Kepercayaan masyarakat Jawa terhadap Tuhan dilakukan dengan berbagai cara. Di samping itu, meraka juga percaya terhadap keberadaan makhluk halus. Hal itu dinyatakan oleh Cliford Geerzt (1983:35) bahwa masyarakat Jawa percaya terhadap makhluk halus seperti: (1) memedi, yaitu roh halus yang menakut-nakuti, (2) lelembut, yaitu roh yang menyebabkan kesurupan, (3) thuyul, yaitu makhluk halus yang karib, (4) dhemit, yaitu makhluk halus yang menghuni suatu tempat, dan (5) danyang, yaitu roh pelindung.

Walaupun masyarakat sebagian besar memeluk agama Islam, tetapi mereka masih percaya pada konsep-konsep keagamaan lain, pada makhluk gaib dan kekuatan sakti, melakukan ritual keagamaan yang tidak ada kaitannya dengan ketentuan Islam yang resmi.
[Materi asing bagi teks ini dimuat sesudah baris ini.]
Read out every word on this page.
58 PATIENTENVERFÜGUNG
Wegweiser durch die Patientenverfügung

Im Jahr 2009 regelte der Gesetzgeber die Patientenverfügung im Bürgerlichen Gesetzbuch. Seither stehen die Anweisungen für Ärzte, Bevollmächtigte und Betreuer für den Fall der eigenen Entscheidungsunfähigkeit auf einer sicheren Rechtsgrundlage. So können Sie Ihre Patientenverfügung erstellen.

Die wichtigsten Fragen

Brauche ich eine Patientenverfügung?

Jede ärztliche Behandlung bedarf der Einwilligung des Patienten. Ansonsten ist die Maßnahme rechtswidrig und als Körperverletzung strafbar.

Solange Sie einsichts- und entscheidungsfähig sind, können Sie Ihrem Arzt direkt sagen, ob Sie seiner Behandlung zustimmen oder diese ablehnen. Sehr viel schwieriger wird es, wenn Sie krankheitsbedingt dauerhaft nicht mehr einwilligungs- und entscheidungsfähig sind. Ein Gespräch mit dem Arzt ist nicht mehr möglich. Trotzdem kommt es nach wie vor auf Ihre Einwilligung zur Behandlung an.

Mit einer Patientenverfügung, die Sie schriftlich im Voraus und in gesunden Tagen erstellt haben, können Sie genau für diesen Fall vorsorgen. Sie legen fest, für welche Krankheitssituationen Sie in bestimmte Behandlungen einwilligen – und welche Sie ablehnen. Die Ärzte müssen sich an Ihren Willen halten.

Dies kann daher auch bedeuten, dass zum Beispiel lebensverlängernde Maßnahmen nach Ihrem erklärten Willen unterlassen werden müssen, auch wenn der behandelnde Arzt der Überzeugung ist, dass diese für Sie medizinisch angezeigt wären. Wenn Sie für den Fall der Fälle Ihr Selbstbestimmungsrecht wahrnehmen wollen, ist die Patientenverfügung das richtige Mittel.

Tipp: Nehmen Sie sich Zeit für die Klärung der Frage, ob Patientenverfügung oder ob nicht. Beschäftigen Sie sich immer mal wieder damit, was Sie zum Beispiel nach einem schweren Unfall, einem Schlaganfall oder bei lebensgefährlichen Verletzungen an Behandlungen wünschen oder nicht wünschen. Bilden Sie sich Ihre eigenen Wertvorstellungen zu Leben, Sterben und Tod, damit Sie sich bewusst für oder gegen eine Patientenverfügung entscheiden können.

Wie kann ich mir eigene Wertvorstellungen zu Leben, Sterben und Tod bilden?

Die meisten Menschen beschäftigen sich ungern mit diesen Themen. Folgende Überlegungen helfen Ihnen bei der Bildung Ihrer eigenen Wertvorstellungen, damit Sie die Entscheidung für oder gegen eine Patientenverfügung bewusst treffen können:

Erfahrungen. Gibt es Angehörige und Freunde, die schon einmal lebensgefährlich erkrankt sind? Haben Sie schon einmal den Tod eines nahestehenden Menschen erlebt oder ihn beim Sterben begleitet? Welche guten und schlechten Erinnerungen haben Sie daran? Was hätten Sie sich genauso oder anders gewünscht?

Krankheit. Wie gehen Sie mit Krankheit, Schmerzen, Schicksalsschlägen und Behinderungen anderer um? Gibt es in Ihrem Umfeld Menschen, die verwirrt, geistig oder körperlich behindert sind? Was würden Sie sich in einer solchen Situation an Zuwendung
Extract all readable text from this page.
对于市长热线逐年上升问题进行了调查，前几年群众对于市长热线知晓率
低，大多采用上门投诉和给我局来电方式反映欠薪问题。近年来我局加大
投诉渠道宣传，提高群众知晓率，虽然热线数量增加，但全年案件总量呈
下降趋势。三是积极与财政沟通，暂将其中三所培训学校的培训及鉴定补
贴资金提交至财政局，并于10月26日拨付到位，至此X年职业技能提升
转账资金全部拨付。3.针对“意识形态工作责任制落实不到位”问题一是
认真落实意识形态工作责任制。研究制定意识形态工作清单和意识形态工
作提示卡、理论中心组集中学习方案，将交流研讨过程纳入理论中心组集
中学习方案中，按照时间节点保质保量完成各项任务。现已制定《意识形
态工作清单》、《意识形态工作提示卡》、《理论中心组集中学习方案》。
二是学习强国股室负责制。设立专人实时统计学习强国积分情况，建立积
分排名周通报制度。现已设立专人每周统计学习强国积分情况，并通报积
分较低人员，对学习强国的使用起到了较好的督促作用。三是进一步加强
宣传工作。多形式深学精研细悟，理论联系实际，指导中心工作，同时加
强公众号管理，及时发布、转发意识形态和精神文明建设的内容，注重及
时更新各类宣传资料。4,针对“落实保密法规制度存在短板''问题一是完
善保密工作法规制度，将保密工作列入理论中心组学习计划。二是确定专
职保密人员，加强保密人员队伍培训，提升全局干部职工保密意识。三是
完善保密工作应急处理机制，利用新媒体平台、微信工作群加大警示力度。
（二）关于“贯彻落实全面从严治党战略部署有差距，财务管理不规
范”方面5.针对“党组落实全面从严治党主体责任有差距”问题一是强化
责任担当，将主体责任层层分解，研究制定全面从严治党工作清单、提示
Sebab mereka menganut varian dari agama Islam Jawa atau Agami Jawi (Koentjaraningrat, 1984:301). Agami Jawi selain terdapat dalam tradidi juga tampak dalam karya sastra. Agami Jawi sebenarnya merupakan kepercayaan masyarakat yang ada di daerah Jawa Tengah, DI Yogyakarta, dan Jawa Timur.

Herusatoto (1984:27-28) menyatakan bahwa kepercayaan terhadap hal-hal yang gaib dalam masyarakat termasuk salah satu bagian religi. Unsur religi direalisasikan dalam bentuk (1) emosi keagamaan yang menyebabkan manusia menjadi religius, (2) sistem kepercayaan yang mengandung keyakinan serta bayangan manusia tentang sifat-sifat Tuhan, hakikat hidup dan maut, dan/serta?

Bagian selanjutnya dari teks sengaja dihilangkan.